The biggest mistake in DDoS events is treating the technical fix as “a single move.” In reality, a good response is the combined work of a decision tree, verification, and rollback steps. RTBH (Remote Triggered Black Hole) and BGP FlowSpec, designed correctly, can hit very fast during the event; designed incorrectly, they cut the wrong traffic and produce a second incident.
Rather than “the big ISP-level story,” this post focuses on a practical runbook approach applied in the field at the corporate network and edge layer.
Prerequisite: topology and ownership boundaries must be clear
Before talking about RTBH and FlowSpec, the answers to three questions must be on paper:
- Who is speaking BGP? (Edge router, transit/peering device, or cloud router?)
- Where does the black hole go? (Null route inside the device, scrubbing center, or upstream blackhole?)
- Who decides? (NOC, NetOps, SecOps, Incident Commander?)
If these answers are not crisp, “who pushes the command?” turns into a debate during the event and burns time.
Decision tree: RTBH or FlowSpec?
The most practical split in the field:
- If the target service is fully sinking and you have reached the “shut it down is better” point → RTBH
- If part of the traffic is bad and can be filtered out → FlowSpec
Quick metrics to inform that call:
| Signal | Favors RTBH | Favors FlowSpec |
|---|---|---|
| L7 fully collapsed | Yes | No |
| Attack on a single target IP | Yes | Yes |
| Attack on specific port/proto | Partly | Yes |
| False-positive risk | Low | Medium/High |
| Application tolerance | ”Shut it” acceptable | ”Stay up” target |
RTBH: minimum safe usage template
The point of RTBH is to advertise a route specific to the target prefix with a “blackhole next-hop” so the traffic gets dropped upstream. I recommend three controls:
- Trigger only on a specific community
- Accept only specific prefix sizes (narrow targets like /32)
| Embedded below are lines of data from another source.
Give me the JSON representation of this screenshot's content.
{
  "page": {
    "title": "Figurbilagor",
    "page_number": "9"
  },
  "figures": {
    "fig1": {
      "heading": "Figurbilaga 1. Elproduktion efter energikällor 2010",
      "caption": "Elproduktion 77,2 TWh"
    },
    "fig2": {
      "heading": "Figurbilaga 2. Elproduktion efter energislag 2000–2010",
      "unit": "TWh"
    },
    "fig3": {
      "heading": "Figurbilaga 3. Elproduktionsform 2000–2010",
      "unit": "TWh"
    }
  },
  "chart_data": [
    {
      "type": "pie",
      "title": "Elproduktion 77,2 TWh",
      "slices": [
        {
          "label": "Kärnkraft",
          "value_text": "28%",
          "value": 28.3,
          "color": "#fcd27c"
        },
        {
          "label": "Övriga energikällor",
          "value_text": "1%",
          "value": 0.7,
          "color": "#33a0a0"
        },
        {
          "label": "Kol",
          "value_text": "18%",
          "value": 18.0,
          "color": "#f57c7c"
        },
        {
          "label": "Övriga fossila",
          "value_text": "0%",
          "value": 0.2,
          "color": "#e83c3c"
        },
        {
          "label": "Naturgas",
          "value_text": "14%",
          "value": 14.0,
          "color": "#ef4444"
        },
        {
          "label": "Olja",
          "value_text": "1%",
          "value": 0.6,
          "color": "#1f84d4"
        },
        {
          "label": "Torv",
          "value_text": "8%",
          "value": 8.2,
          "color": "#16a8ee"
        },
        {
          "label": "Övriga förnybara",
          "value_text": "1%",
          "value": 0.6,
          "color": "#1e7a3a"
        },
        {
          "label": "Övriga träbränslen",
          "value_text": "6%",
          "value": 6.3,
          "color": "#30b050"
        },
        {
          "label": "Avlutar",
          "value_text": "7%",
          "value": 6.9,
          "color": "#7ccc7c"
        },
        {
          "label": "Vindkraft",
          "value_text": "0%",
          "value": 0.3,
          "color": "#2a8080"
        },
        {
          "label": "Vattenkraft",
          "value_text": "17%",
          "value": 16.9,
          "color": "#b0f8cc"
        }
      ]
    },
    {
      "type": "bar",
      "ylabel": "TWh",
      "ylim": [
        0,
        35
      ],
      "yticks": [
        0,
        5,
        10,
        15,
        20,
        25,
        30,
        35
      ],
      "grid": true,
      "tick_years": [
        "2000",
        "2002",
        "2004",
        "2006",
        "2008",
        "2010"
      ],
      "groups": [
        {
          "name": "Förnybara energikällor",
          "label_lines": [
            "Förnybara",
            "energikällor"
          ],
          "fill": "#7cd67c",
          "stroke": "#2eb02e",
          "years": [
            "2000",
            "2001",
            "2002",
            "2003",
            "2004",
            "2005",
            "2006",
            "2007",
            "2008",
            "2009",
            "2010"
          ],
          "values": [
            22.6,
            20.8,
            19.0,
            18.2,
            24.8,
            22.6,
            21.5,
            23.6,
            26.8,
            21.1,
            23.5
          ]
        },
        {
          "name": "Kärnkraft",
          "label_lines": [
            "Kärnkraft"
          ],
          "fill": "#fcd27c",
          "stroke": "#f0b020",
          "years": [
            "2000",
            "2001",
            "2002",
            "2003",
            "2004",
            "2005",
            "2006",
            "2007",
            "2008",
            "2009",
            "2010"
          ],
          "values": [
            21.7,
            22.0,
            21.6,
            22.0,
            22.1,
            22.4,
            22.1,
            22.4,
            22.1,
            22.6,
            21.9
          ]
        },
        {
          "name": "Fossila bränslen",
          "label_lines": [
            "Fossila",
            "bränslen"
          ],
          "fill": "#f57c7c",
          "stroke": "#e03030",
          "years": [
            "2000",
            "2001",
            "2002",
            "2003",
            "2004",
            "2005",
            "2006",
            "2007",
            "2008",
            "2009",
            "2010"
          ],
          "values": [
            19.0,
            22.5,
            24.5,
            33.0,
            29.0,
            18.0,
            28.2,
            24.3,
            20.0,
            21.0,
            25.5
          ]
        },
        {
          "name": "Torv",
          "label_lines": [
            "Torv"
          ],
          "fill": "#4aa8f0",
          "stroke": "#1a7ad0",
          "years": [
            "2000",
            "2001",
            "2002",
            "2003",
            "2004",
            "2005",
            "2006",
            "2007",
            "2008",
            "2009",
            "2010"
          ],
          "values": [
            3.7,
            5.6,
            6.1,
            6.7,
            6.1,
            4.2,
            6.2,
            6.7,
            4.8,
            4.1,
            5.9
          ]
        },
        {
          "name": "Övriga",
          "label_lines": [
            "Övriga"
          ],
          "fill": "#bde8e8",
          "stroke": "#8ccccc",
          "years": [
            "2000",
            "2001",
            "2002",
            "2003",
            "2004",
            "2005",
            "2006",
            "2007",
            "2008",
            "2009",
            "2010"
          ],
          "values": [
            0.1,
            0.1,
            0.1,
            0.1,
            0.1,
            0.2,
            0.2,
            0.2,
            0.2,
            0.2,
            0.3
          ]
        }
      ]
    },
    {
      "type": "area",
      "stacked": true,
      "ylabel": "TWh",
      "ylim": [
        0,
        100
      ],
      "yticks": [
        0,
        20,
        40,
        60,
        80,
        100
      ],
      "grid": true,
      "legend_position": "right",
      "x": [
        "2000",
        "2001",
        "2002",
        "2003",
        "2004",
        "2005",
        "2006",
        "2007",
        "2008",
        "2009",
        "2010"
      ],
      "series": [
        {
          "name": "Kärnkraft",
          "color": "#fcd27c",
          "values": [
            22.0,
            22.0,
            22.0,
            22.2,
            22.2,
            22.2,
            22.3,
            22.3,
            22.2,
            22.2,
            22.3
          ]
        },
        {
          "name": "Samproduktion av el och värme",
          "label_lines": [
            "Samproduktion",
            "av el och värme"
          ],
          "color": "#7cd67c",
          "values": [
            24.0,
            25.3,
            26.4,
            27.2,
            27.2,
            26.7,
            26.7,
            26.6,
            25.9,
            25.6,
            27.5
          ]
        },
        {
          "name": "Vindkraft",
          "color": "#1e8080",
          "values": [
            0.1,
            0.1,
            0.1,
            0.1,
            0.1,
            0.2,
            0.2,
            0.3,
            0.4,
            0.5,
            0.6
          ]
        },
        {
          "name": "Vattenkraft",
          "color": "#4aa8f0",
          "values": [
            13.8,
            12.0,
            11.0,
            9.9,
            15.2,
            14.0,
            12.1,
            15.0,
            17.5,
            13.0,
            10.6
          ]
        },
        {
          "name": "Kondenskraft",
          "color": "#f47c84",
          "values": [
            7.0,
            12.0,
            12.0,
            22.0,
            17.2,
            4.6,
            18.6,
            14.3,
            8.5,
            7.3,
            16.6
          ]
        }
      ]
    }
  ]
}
- Set a TTL (duration) as an operational rollback standard
Verification steps
Verification after RTBH is not just “traffic dropped”:
- Verify on the edge router that the relevant prefix points to the blackhole
- Verify on the upstream/IX side that the route propagated (looking glass, if available)
- Measure that CPU/conntrack/interrupt pressure on the target service has actually dropped
- Make the alarm storm in monitoring “expected” (label, do not silence)
FlowSpec: surgical filtering, surgical risk
FlowSpec is very powerful because you can write filters by fields like “port/proto/flags.” But the risk is this: a wrong rule cuts production traffic too.
Two safe usage patterns I rely on in the field:
- Rate-limit (slow down instead of drop)
- Only a narrow match (single target IP + single port + short duration)
Verification steps
After applying FlowSpec, watch the following two metrics together:
- Service metrics: error rate, latency, saturation
- Network metrics: PPS/BPS drop, drop counters, policer counters
If only the network metric drops while the service metric does not recover, you are intervening at the wrong place (e.g. an L7 attack, application layer).
Operational runbook: step by step
During the event, “who does what” must be short and clear:
- Triage (5 min): attack vector, target(s), impact (SLO), decision (RTBH/FlowSpec/other)
- Change record (2 min): who, when, which rule/prefix, target duration
- Apply (1–3 min): push the rule/prefix
- Verify (5 min): service + network metrics
- Rollback (planned): remove when the duration is up; collect evidence for the postmortem
Postmortem: a real improvement list after a DDoS
Even when RTBH/FlowSpec succeed, the to-do list after the event is very clear:
- Edge capacity: PPS/BPS, conntrack, interrupt tuning
- Application resilience: caching, queue, circuit breaker
- Observability: netflow/sflow, WAF logs, upstream telemetry
- Process: rule templates, on-call authority matrix, drills
Conclusion
Designed correctly, RTBH and FlowSpec save time during DDoS events; designed incorrectly, they hurt production traffic. That is why the decision tree and the rollback standard must be part of the runbook, just as much as the technical commands. On the operational leadership side, the biggest win is making “under which condition do we activate which tool?” a decision made in advance, not a question asked in panic.